LE QUOTIDIEN : En première ligne, le métier de directeur d’hôpital est paradoxalement méconnu…
CLARA DE BORT : Médecin, policier, juge, prof ou artisan ont une consistance dans l’imaginaire collectif. Il y a même des livres, des séries qui les mettent en scène, de façon souvent positive…. Rien de tel pour un métier comme le nôtre, au contraire. Quand on voit le film Hippocrate, avec un directeur qui vient d’une multinationale, on se demande si on a rencontré les mêmes !
Cette méconnaissance existe-t-elle aussi chez les médecins ?
Oui, je le crois. Les stéréotypes et la défense de territoires ont la vie dure. Cela m’ennuie car je suis convaincue que cela nuit à la rencontre des compétences, des logiques, et des légitimités. Sur les réseaux sociaux, certains médecins me dénient tout droit à m’exprimer sur l’éthique du soin ou sur le fonctionnement d’une équipe, comme si le directeur d’hôpital devait se borner à faire de « l’administratif » dans son bureau et se taire sur le reste. Les mêmes râlent d’être incompris par les directeurs qui, disent-ils, ne descendent pas assez aux urgences et ne comprendront jamais la nature du soin…
Mais, de plan de retour à l’équilibre en réductions d’effectifs, n’est-il pas naturel que les médecins voient dans le directeur celui qui leur ôte les moyens de soigner correctement ?
Oui bien sûr, et en même temps, des décisions difficiles sont parfois nécessaires. Elles sont douloureuses pour le directeur, à moins qu’il ne soit sadique – il y en a sûrement, comme chez les médecins ! Le problème, c’est que l’hôpital, son financement, son territoire sont des sujets hyper complexes, difficiles à appréhender. Les décisions prises peuvent sembler ne pas avoir de sens. Mais les valeurs professionnelles de mes collègues directeurs ne sont pas moins dignes que celles de mes amis soignants. Dire non à une demande de moyens qui risque de mettre en péril l’hôpital, c’est préserver la capacité de soigner les patients de demain.

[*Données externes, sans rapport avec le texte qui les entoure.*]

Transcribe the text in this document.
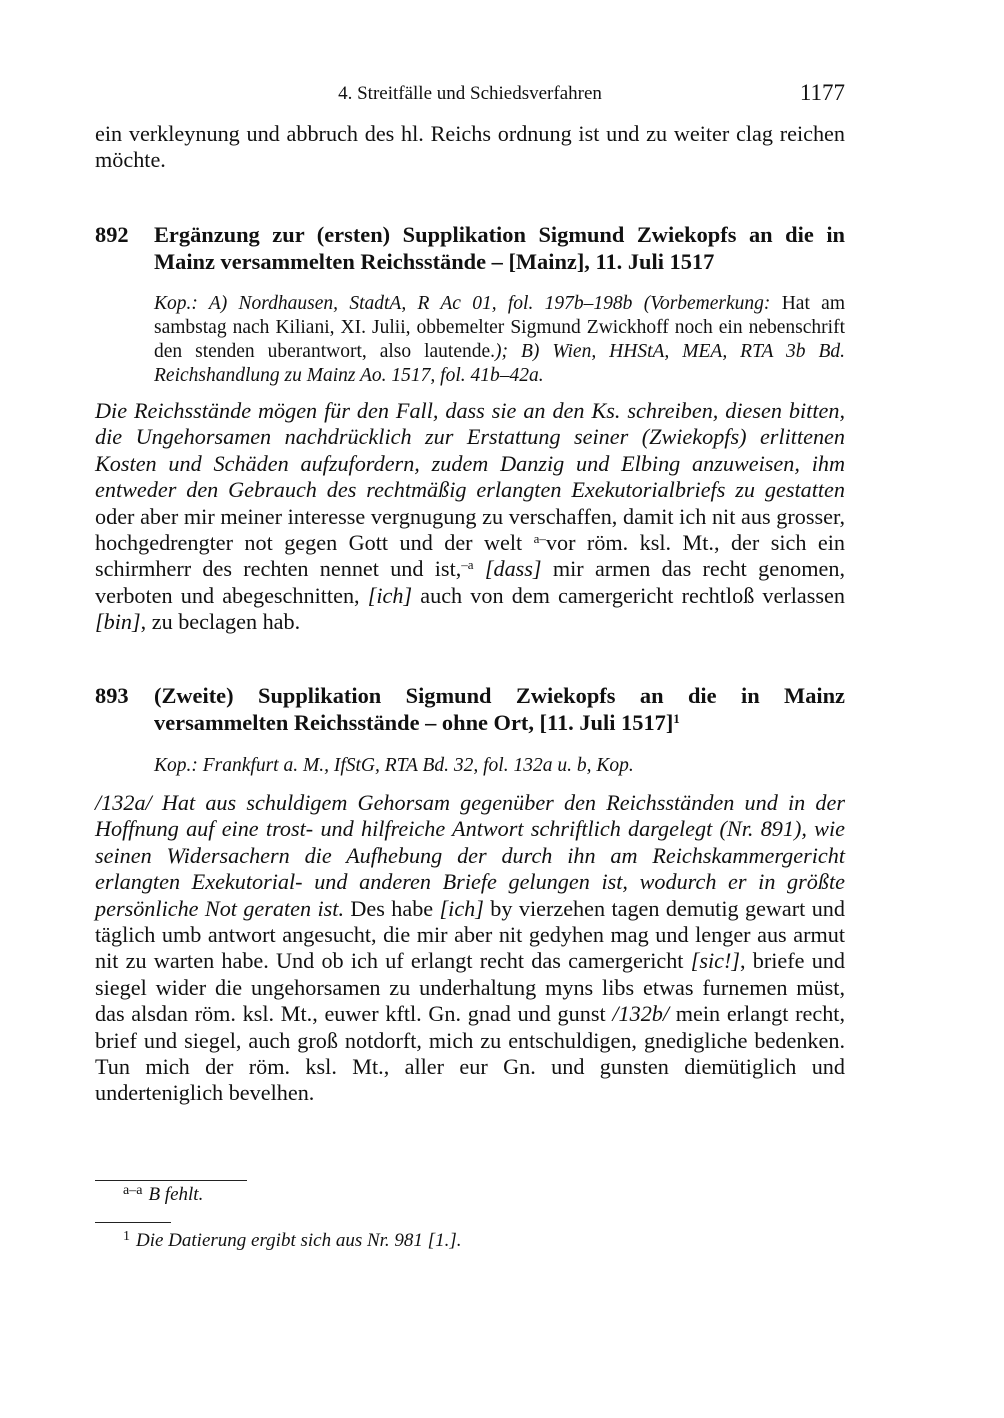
4. Streitfälle und Schiedsverfahren	1177

ein verkleynung und abbruch des hl. Reichs ordnung ist und zu weiter clag reichen möchte.

892 Ergänzung zur (ersten) Supplikation Sigmund Zwiekopfs an die in Mainz versammelten Reichsstände – [Mainz], 11. Juli 1517

Kop.: A) Nordhausen, StadtA, R Ac 01, fol. 197b–198b (Vorbemerkung: Hat am sambstag nach Kiliani, XI. Julii, obbemelter Sigmund Zwickhoff noch ein nebenschrift den stenden uberantwort, also lautende.); B) Wien, HHStA, MEA, RTA 3b Bd. Reichshandlung zu Mainz Ao. 1517, fol. 41b–42a.

Die Reichsstände mögen für den Fall, dass sie an den Ks. schreiben, diesen bitten, die Ungehorsamen nachdrücklich zur Erstattung seiner (Zwiekopfs) erlittenen Kosten und Schäden aufzufordern, zudem Danzig und Elbing anzuweisen, ihm entweder den Gebrauch des rechtmäßig erlangten Exekutorialbriefs zu gestatten oder aber mir meiner interesse vergnugung zu verschaffen, damit ich nit aus grosser, hochgedrengter not gegen Gott und der welt $^{a-}$vor röm. ksl. Mt., der sich ein schirmherr des rechten nennet und ist,$^{-a}$ [dass] mir armen das recht genomen, verboten und abegeschnitten, [ich] auch von dem camergericht rechtloß verlassen [bin], zu beclagen hab.

893 (Zweite) Supplikation Sigmund Zwiekopfs an die in Mainz versammelten Reichsstände – ohne Ort, [11. Juli 1517]$^1$

Kop.: Frankfurt a. M., IfStG, RTA Bd. 32, fol. 132a u. b, Kop.

/132a/ Hat aus schuldigem Gehorsam gegenüber den Reichsständen und in der Hoffnung auf eine trost- und hilfreiche Antwort schriftlich dargelegt (Nr. 891), wie seinen Widersachern die Aufhebung der durch ihn am Reichskammergericht erlangten Exekutorial- und anderen Briefe gelungen ist, wodurch er in größte persönliche Not geraten ist. Des habe [ich] by vierzehen tagen demutig gewart und täglich umb antwort angesucht, die mir aber nit gedyhen mag und lenger aus armut nit zu warten habe. Und ob ich uf erlangt recht das camergericht [sic!], briefe und siegel wider die ungehorsamen zu underhaltung myns libs etwas furnemen müst, das alsdan röm. ksl. Mt., euwer kftl. Gn. gnad und gunst /132b/ mein erlangt recht, brief und siegel, auch groß notdorft, mich zu entschuldigen, gnedigliche bedenken. Tun mich der röm. ksl. Mt., aller eur Gn. und gunsten diemütiglich und underteniglich bevelhen.

$^{a-a}$ B fehlt.
$^1$ Die Datierung ergibt sich aus Nr. 981 [1.].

Beaucoup de médecins pensent que tout irait mieux sans directeurs…
C’est du poujadisme, ni plus ni moins. Loin de moi l’idée de dire que les directeurs sont tout le temps pertinents, ni d’ailleurs que les effectifs soignants sont suffisants. Les besoins sont infinis et les moyens sont finis. Il faut alors répartir les moyens de façon la plus juste et efficace. On peut se tromper, nous ne sommes pas une profession meilleure que les autres. Mais quand je prends un avion, je sais que le pilote qui a ma vie entre ses mains travaille d’autant mieux qu’il a un DRH qui s’occupe bien de lui et que le responsable de la maintenance a bien fait son boulot… De manière générale, à l’hôpital, on a tendance à sous-évaluer l’importance du système.
Votre blog est-il une tentative de réévaluation ?
En quelque sorte. Je pense que si les directeurs d’hôpitaux sont mal compris, c’est parce qu’ils ne parlent pas, en tout cas pas d’eux-mêmes. Ce blog me permet d’inciter mes collègues à se dévoiler : leurs motivations, leurs dossiers emblématiques. Certains refusent, car ils perçoivent un danger à dépasser le politiquement correct. Mon ambition, ce serait de participer au déblocage de la parole. J’aimerais que davantage de collègues me parlent de ce qui les anime, de leurs doutes aussi. C’est difficile, car dans ce métier, on a souvent le mauvais rôle. Mais nous l’avons tous choisi pour nous occuper des patients.